I took part in local celebrations, learning their stories which the villagers generously shared. Some of my cherished moments were during encounters with the village sarpanch, gram sevaks, Anganwadi workers and village elders. It educated me about governance, local politics, development schemes and sometimes popular folk tales would unfold during our evening conversations.
Away from home and without an internet connection, I was able to dabble in painting using borrowed resources, teaching school kids and facilitating workshops with young boys and girls.
We were successful in creating surveys for pension schemes and performed door to door interactions with over 400 people within Bhadoon village. This gave us a good knowledge of the ‘what’ and ‘why’ of the problems faced by people. Working with a group meant taking initiatives, developing skills of listening and setting a daily agenda to work together, through to the end. It propelled my confidence and heightened my self-esteem.

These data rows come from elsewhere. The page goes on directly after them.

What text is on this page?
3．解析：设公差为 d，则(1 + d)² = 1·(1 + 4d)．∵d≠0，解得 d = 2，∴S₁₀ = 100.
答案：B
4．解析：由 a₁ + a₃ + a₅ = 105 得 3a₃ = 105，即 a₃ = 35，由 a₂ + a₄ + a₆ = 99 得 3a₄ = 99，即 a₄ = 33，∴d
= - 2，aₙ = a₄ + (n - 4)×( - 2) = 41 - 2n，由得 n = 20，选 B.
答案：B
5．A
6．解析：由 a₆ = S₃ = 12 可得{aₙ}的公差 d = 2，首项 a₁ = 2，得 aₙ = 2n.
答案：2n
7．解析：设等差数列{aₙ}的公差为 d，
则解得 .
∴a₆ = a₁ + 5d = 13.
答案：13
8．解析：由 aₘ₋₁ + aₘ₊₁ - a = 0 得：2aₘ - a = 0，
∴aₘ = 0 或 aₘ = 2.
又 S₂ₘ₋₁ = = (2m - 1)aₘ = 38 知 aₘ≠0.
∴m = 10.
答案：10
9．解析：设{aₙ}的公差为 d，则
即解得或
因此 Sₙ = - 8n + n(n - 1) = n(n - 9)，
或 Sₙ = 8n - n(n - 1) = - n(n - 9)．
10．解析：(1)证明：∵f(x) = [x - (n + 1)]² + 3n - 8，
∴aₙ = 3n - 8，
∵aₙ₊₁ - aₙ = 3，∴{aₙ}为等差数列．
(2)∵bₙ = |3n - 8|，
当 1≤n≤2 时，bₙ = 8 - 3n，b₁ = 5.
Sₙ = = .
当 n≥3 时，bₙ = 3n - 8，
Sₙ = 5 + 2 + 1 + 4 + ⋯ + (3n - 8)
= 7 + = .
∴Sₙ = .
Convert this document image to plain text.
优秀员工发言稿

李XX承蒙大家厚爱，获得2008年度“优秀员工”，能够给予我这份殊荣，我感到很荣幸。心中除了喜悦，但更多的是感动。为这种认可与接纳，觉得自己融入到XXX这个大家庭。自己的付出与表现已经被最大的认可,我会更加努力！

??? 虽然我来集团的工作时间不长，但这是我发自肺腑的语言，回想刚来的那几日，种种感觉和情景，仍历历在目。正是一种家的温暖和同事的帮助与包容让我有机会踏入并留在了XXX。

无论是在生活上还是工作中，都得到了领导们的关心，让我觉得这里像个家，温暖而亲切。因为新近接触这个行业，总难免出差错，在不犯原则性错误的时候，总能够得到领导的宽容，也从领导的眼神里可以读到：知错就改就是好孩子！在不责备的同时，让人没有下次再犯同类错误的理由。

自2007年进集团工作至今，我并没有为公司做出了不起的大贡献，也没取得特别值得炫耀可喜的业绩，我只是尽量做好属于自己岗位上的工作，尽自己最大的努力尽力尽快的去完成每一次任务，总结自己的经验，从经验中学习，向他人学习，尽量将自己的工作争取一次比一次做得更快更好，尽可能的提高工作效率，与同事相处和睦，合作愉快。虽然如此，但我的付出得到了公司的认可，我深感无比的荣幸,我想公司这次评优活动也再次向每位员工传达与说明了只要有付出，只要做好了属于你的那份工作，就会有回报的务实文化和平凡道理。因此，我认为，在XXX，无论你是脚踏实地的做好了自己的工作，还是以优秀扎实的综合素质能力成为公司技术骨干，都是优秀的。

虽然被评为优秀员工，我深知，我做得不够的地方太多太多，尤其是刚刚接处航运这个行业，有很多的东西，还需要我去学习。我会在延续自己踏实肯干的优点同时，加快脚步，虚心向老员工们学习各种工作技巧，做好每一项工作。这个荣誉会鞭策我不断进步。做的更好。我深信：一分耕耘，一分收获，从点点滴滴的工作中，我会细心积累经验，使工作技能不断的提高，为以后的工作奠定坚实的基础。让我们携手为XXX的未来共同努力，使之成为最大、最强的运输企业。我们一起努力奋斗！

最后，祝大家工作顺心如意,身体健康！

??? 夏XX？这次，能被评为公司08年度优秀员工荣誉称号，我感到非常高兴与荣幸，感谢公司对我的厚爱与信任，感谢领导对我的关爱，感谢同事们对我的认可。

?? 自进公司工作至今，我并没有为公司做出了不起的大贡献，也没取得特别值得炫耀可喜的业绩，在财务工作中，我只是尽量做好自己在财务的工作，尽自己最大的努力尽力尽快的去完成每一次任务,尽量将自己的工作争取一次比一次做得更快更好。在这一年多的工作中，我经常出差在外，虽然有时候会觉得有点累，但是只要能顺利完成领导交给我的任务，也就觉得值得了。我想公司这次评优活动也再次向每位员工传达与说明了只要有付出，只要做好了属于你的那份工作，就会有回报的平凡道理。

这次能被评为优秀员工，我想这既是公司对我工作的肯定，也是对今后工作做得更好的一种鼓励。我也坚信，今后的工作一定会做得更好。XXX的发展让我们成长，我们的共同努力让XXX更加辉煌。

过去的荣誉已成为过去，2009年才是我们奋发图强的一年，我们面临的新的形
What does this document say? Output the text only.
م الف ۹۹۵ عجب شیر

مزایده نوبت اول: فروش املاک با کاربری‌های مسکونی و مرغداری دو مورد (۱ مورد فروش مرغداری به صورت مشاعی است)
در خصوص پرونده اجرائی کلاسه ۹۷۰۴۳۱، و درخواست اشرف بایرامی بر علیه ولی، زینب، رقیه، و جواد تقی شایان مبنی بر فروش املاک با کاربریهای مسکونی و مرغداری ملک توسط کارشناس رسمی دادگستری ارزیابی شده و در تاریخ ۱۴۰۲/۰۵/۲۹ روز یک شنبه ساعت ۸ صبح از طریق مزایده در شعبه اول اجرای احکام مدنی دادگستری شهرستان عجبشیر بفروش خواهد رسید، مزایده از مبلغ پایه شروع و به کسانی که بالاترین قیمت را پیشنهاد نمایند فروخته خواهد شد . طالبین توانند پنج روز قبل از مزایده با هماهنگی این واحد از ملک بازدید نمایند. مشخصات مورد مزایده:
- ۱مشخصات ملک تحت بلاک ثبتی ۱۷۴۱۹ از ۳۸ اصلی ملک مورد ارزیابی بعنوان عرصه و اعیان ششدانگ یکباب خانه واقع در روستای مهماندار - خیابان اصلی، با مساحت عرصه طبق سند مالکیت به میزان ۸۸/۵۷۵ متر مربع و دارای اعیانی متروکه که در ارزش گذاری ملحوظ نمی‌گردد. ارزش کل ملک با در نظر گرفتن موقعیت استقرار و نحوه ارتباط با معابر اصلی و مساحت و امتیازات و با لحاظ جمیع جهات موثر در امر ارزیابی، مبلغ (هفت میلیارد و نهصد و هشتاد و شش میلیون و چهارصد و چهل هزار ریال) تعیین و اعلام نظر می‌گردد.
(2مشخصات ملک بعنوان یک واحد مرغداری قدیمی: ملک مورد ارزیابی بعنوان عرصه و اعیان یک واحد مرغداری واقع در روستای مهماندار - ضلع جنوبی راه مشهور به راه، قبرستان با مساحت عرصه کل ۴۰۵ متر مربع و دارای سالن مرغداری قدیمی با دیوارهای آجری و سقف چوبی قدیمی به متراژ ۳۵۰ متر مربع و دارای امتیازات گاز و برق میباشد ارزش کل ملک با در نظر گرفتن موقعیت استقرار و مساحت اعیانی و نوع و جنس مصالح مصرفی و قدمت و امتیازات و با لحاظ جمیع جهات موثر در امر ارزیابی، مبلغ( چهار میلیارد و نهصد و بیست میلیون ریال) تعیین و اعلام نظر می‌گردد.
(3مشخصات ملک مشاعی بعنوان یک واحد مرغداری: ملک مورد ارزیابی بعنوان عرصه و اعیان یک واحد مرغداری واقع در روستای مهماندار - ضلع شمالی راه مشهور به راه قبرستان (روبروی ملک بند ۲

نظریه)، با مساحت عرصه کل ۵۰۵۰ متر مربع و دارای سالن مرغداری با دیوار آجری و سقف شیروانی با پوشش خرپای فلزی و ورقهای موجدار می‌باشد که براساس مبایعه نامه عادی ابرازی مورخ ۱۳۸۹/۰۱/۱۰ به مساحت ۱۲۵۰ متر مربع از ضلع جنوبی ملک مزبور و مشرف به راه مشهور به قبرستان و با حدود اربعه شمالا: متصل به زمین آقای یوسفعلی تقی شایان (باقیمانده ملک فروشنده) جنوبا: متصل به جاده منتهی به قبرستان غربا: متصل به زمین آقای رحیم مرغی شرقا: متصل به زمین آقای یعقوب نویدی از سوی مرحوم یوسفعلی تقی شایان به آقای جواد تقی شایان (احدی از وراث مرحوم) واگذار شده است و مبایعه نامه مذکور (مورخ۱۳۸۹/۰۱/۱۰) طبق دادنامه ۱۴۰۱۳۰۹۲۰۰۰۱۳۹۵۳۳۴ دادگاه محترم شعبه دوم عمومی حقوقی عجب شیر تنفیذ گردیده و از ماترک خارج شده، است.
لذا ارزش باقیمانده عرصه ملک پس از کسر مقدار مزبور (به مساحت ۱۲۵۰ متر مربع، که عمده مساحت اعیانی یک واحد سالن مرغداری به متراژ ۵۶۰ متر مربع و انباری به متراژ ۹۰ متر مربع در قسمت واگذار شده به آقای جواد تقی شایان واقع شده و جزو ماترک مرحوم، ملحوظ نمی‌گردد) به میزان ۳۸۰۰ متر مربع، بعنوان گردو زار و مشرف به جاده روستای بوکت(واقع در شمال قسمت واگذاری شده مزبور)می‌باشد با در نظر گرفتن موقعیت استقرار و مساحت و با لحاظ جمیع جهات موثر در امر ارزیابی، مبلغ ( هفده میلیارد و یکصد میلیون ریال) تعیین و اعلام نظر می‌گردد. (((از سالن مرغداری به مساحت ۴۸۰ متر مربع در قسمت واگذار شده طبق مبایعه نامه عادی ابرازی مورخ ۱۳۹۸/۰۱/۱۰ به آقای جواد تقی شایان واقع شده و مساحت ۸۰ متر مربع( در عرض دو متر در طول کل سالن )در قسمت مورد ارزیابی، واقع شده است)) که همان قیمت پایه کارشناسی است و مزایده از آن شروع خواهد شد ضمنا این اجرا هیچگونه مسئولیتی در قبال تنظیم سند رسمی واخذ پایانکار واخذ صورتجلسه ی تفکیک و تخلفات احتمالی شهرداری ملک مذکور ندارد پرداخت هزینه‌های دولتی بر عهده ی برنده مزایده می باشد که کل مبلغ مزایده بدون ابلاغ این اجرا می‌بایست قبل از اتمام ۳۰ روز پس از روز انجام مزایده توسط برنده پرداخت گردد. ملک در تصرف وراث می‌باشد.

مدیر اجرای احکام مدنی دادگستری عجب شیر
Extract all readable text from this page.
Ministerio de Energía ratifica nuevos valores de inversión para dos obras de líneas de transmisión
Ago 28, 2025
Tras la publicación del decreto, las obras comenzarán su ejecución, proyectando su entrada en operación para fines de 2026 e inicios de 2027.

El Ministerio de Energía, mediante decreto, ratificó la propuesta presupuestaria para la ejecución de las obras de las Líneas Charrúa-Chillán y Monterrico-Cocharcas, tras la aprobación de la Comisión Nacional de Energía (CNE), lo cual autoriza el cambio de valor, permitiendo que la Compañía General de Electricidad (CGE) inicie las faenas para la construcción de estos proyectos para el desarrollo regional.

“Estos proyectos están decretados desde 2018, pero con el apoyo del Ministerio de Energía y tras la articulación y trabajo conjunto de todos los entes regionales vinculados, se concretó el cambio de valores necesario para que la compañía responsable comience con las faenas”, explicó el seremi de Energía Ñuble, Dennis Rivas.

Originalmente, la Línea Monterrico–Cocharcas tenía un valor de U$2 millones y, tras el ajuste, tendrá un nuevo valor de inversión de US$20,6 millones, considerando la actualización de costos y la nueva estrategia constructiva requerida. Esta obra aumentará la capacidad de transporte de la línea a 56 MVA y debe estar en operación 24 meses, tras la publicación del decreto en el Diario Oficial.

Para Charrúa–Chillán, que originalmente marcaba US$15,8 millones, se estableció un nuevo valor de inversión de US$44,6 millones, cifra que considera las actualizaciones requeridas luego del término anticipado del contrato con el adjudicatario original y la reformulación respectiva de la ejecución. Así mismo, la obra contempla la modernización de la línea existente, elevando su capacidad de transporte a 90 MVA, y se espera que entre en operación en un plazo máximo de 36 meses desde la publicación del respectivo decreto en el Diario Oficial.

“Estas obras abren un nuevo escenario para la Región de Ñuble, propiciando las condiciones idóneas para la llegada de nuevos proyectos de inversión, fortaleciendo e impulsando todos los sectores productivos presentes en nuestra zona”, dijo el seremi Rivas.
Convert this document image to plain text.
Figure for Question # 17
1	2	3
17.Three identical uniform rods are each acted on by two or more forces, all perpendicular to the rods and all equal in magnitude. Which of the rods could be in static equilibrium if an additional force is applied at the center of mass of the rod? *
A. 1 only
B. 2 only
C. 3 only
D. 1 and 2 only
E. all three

I also learnt tactical ways to resolve peer to peer conflicts while performing practical work on issues I cared for.
The opportunity needed me to dive in with an equal importance given to reflecting on my actions. I observed that it was essential to introspect, think and innovate to get a better outcome. I made mistakes but learnt to deal with them, learning to fight my fear of failure in the process. After a busy day, we managed to find enough time at hand and space to think, giving flight to our creativity.
After returning from the programme I try and find happiness in every success with humility and work harder to achieve my goals. Perhaps volunteering for Pravah ICS shaped my definition of change where I also transformed from an unsure and anxious person to a rather confident human being who is more aware of himself and his thoughts. I have come to love myself after this journey and treasure every relationship which I am blessed with.
My privileged and comfortable life in Delhi was a complete contrast to the poverty and apathy I encountered in the village. People were happy with limited resources and lived, for the most part, in harmony despite inequity and socioeconomic differences. It was an emotional journey that made me value life and gave me a humble definition for happiness.
The decision to volunteer meant persuading my parents and changing a lot of predecided plans. I did not know it would kickstart an amazing journey on a roller coaster ride where I would work, play, learn and make friends along the way making them the best days of my life.